Ante el inicio del proceso de paz entre Trump y Putin, resulta imposible ignorar la mezcolanza de negocios multimillonarios con el final a tres años de brutal guerra. Sin Europa ni Ucrania, hombres de negocios y diplomáticos sentados a la misma mesa en Riad han empezado a discutir los términos de una tragedia/pelotazo que pone fin al consenso mantenido durante 80 años por la política exterior de EE.UU. frente a las agresiones del Kremlin, antes y después de la Unión Soviética.

Todo interés y cero valores, Donald Trump no tiene problema a la hora de legitimar el matonismo de Rusia. En lo que podría llamarse la escuela diplomática de Waterloo, la Casa Blanca ha empezado a jugar al trilerismo más execrable asumiendo como propias todas las patrañas utilizadas por Putin para su agresión no provocada contra un vecino mucho más débil y la matanza de cientos de miles de personas.

El 'bien pagaó' de la Casa Blanca, que siempre ha tenido una inquietante debilidad por el 'genialísimo' de Moscú, ha confirmado su disposición a darle a Putin todo lo que quiere: forzar la salida del Gobierno de Kiev, renuncia de Ucrania a una cuarta parte de su territorio, cero garantías de seguridad, levantamiento de sanciones y readmisión de Rusia en el G-7.

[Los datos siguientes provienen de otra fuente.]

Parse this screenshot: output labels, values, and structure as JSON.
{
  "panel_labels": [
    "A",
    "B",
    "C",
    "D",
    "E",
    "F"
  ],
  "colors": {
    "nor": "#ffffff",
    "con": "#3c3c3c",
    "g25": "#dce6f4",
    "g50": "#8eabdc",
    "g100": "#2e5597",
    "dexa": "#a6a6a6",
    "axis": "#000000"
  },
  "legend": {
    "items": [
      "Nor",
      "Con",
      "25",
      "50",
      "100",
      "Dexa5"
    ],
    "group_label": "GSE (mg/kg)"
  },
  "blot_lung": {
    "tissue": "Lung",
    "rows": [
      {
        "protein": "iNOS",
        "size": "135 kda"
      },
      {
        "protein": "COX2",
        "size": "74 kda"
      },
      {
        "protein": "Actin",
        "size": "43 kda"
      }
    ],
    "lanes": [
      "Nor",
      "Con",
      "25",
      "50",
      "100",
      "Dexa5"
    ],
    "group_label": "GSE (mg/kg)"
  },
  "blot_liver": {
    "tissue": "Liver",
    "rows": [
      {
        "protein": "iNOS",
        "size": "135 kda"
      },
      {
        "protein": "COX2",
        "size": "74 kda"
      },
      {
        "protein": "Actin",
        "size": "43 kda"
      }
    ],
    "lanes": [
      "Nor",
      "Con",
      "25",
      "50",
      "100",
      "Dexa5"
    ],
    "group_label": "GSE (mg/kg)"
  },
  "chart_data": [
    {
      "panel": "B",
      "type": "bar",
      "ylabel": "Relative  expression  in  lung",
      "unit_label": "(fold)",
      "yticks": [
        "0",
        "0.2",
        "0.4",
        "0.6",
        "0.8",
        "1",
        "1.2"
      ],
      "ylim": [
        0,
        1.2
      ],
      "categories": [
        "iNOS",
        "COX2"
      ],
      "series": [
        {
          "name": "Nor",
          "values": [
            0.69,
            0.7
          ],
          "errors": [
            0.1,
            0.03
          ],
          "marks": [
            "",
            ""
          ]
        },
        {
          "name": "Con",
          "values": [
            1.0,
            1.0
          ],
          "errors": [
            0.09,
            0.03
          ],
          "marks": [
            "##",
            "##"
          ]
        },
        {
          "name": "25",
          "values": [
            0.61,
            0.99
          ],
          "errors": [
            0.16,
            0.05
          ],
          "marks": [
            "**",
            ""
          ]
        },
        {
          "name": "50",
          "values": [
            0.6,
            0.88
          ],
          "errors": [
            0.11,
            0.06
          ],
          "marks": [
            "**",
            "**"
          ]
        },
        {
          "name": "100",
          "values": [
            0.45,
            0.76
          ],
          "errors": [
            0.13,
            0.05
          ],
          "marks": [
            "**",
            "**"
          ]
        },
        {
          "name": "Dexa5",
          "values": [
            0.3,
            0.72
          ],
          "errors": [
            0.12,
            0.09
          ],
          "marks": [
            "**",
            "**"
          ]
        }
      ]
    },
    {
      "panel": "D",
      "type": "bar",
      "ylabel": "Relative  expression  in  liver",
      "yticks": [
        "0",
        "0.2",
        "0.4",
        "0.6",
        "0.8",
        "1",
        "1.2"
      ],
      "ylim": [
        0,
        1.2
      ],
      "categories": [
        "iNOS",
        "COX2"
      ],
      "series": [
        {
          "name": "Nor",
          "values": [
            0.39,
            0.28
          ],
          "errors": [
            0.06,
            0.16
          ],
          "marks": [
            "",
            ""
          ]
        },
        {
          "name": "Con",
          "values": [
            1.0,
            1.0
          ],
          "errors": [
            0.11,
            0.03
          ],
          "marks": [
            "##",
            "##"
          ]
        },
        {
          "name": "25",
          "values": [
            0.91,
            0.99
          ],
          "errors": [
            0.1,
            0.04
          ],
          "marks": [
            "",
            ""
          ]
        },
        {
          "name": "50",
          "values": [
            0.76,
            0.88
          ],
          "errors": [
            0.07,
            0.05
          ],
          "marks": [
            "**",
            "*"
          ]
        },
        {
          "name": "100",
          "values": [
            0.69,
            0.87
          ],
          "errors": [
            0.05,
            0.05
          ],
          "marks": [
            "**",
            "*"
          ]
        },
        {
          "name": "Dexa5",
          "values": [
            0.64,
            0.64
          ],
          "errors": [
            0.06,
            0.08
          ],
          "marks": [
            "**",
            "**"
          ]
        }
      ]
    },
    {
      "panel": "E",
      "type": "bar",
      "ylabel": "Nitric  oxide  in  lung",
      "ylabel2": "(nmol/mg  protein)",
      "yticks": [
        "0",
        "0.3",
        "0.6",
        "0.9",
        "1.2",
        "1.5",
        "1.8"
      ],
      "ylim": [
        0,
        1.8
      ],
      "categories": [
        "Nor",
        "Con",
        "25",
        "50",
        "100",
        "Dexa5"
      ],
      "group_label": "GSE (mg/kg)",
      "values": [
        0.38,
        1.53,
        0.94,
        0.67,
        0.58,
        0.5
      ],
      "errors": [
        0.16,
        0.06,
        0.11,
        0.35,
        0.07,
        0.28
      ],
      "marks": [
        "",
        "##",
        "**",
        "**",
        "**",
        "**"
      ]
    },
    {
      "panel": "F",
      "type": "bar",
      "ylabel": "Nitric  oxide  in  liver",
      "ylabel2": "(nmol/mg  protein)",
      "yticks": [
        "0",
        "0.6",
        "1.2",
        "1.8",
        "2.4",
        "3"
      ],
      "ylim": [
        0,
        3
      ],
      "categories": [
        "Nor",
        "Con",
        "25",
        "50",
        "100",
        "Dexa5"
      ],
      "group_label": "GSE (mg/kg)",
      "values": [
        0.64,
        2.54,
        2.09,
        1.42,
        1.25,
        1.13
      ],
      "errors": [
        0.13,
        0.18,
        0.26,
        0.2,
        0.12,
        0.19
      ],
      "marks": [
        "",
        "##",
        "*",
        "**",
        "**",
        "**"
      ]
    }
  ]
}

En realidad, nadie debería escandalizarse. Es lo que pasa cuando en virtud de una sobredosis de impunidad se elige a un delincuente convicto como presidente de EE.UU. Alguien que cuelga su foto policial como un trofeo a la entrada del Despacho Oval y que en pleno delirio napoleónico tuitea: «Quien salva a su país, no viola ninguna ley».